The EU Fourth Money Laundering Directive (4MLD) was adopted in June 2015.

One of the main requirements which are an enhancement over the 3rd directive is that it requires all Member States to hold central registers on company beneficial ownership information from 2017. The UK has been ahead of other Member States in creating its own central register. The directive draws heavily on the UK model although there are some minor differences between the two regimes.

One difference is that the current UK Small Business and Enterprise Act only covers companies. The 4MLD covers all corporate and legal entities. Implementing the 4MLD will require the UK to extend the scheme to Scottish Limited Partnerships and some other entities. The UK will not bring these other entities into the UK regime until required to do so by the 4MLD. The UK Government will consult on this in 2016 in order to implement by 2017. The Treasury will be consulting separately on the other elements of implementing the 4MLD that fall within its remit, including the treatment of other legal entities.

Another difference as compared to the Small Business and Enterprise Act (SBEE) is that the 4MLD requires the entries on the central register to be current, rather than submitted (at least) on an annual basis as the SBEE Act does12. The will implement this change in 2017, having consulted on the detail in 2016.

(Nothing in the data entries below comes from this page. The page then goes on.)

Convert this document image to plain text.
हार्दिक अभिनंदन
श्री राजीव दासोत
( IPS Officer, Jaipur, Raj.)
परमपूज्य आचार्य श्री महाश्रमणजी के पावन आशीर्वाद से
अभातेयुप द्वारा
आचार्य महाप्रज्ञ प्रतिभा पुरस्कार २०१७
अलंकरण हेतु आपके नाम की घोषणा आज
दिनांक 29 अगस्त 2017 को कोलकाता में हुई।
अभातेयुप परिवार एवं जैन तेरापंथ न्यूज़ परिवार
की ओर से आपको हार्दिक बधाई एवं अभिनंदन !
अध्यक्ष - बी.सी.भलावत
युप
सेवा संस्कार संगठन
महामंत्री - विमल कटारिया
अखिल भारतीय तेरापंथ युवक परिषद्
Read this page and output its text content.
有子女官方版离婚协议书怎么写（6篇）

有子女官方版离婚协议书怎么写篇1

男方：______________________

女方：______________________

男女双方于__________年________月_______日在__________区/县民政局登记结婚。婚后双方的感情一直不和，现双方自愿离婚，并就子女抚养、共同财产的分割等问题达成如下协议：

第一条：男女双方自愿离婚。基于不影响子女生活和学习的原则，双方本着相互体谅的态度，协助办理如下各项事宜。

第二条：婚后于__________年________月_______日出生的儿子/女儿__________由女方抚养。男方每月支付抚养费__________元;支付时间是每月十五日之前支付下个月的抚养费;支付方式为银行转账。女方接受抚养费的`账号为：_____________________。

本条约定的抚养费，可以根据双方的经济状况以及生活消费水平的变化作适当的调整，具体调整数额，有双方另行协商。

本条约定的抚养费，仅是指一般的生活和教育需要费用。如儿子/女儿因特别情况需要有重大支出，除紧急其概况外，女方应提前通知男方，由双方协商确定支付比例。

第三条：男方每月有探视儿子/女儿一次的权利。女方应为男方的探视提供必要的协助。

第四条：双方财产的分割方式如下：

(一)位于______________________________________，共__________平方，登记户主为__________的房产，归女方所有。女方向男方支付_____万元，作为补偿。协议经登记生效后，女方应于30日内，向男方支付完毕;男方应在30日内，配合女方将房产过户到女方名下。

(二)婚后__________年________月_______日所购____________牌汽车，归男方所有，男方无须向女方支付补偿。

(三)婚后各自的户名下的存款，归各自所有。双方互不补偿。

People with significant control

The SBEE Act sets up the framework for a register of people with significant control: the PSC register. A person with significant control is defined in the SBEE Act as a person that meets one or more of the following conditions for a single company:

i. Directly or indirectly owns more than 25% of the shares in the company;

ii. Directly or indirectly holds more than 25% of the voting rights in the company;

iii. Directly or indirectly has the power to appoint or remove the majority of the board of directors of the company;

iv. Otherwise has the right to exercise or actually exercises significant influence or control over the company. The definition of this will be set out in statutory guidance.

v. Has the right to exercise or actually exercises significant influence or control over a trust or firm that is not a legal entity, which in turn satisfies any of the first four conditions over the company.

Companies must hold their own PSC register from January 2016. From April 2016 onwards they will need to send the information to Companies House with their confirmation statement (that replaces the annual return) or as part of the incorporation package (for companies incorporating after 6 April 2016). Companies House will maintain the information from companies in a central public register.